I stood right in the middle of Santa Monica Blvd where the parade route ended at Robertson. I still can’t believe the events of that day. While standing on the median, I face the LGBTQ people marching IN the parade. Countless strangers stepped out of their place in the parade to come hug and kiss me, some barely keeping back the tears and holding on to me for so long their group had marched on without them. TONS mouthed or yelled the words, “Thank You” and/or “I love you”, while they blew kisses, made the shape of a heart with their hands, or gave me the peace sign. Are you reading this? Do you get it? I still can’t believe it! I just thought I’d talk to a couple young people who might stop for a hug. I had my picture taken more today than any other day by people in the parade and others standing around me! I became such a spectacle that I got interviewed by ABC news, NBC news, some French channel’s news, and some local newspaper I couldn’t even hear the name of, nor did I care by that point. I thanked them all for raising awareness. Wouldn’t you if your son was gay? By the time I was on my third interview I started feeling uncomfortable because it wasn’t why I came there. I came to send a message to the people of that community.

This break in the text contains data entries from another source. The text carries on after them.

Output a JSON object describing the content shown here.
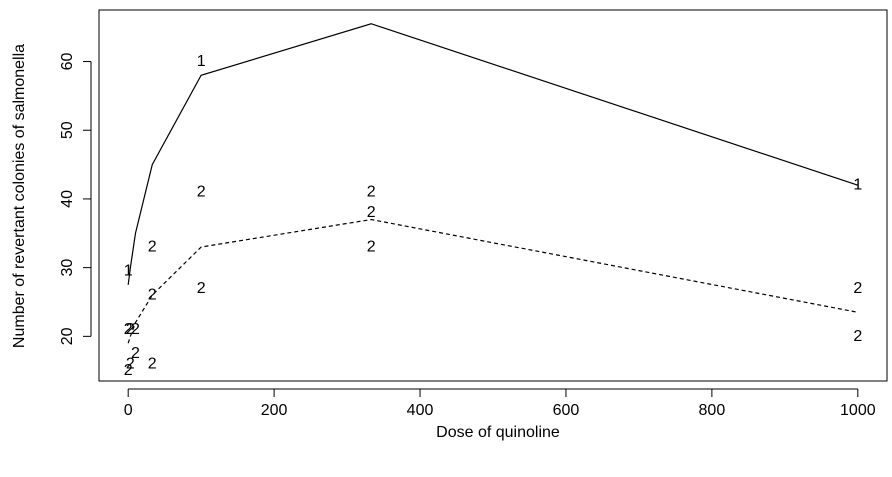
{
  "chart_data": {
    "type": "line",
    "title": "",
    "xlabel": "Dose of quinoline",
    "ylabel": "Number of revertant colonies of salmonella",
    "xlim": [
      -40,
      1040
    ],
    "ylim": [
      13.5,
      67.5
    ],
    "xticks": [
      0,
      200,
      400,
      600,
      800,
      1000
    ],
    "yticks": [
      20,
      30,
      40,
      50,
      60
    ],
    "grid": false,
    "legend": "none",
    "series": [
      {
        "label": "1",
        "line_style": "solid",
        "line_x": [
          0,
          3,
          10,
          33,
          100,
          333,
          1000
        ],
        "line_y": [
          27.5,
          30,
          35,
          45,
          58,
          65.5,
          42
        ],
        "label_points": [
          {
            "x": 0,
            "y": 29.5
          },
          {
            "x": 100,
            "y": 60
          },
          {
            "x": 1000,
            "y": 42
          }
        ]
      },
      {
        "label": "2",
        "line_style": "dashed",
        "line_x": [
          0,
          3,
          10,
          33,
          100,
          333,
          1000
        ],
        "line_y": [
          19,
          20,
          22,
          26,
          33,
          37,
          23.5
        ],
        "label_points": [
          {
            "x": 0,
            "y": 21
          },
          {
            "x": 0,
            "y": 15
          },
          {
            "x": 3,
            "y": 16
          },
          {
            "x": 3,
            "y": 21
          },
          {
            "x": 10,
            "y": 21
          },
          {
            "x": 10,
            "y": 17.5
          },
          {
            "x": 33,
            "y": 33
          },
          {
            "x": 33,
            "y": 26
          },
          {
            "x": 33,
            "y": 16
          },
          {
            "x": 100,
            "y": 41
          },
          {
            "x": 100,
            "y": 27
          },
          {
            "x": 333,
            "y": 41
          },
          {
            "x": 333,
            "y": 38
          },
          {
            "x": 333,
            "y": 33
          },
          {
            "x": 1000,
            "y": 27
          },
          {
            "x": 1000,
            "y": 20
          }
        ]
      }
    ]
  }
}
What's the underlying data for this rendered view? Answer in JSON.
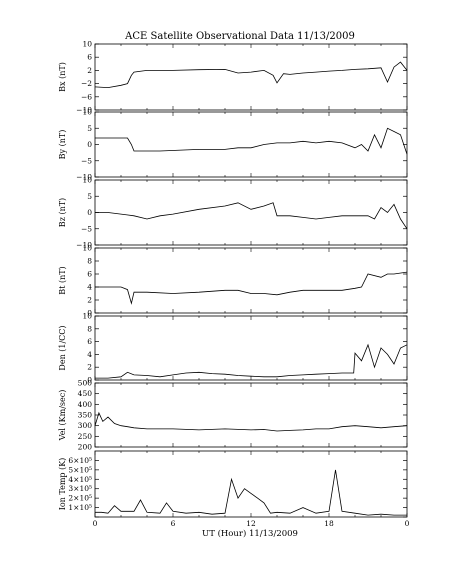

On the fourth interview, I was right in the middle of a great conversation with a lesbian girl (she had been quietly taking in the parade next to me for a long time) who was raised by southern baptist missionaries, spent much of her life out of the US, and who had attended Biola. I came to LA Pride with my sign to love people like HER. And people like SHAWN. I came for MY SON! I may have come for YOUR SON! And do you want to know why I really came? I came because I want nothing to do with the deliberate marginalization of the LGBT+ community. There’s nothing special about the road I have chosen. Anyone can think of ways to be kind.
Psalm 34:18 “The Lord is near to the broken-hearted and saves the crushed in spirit.”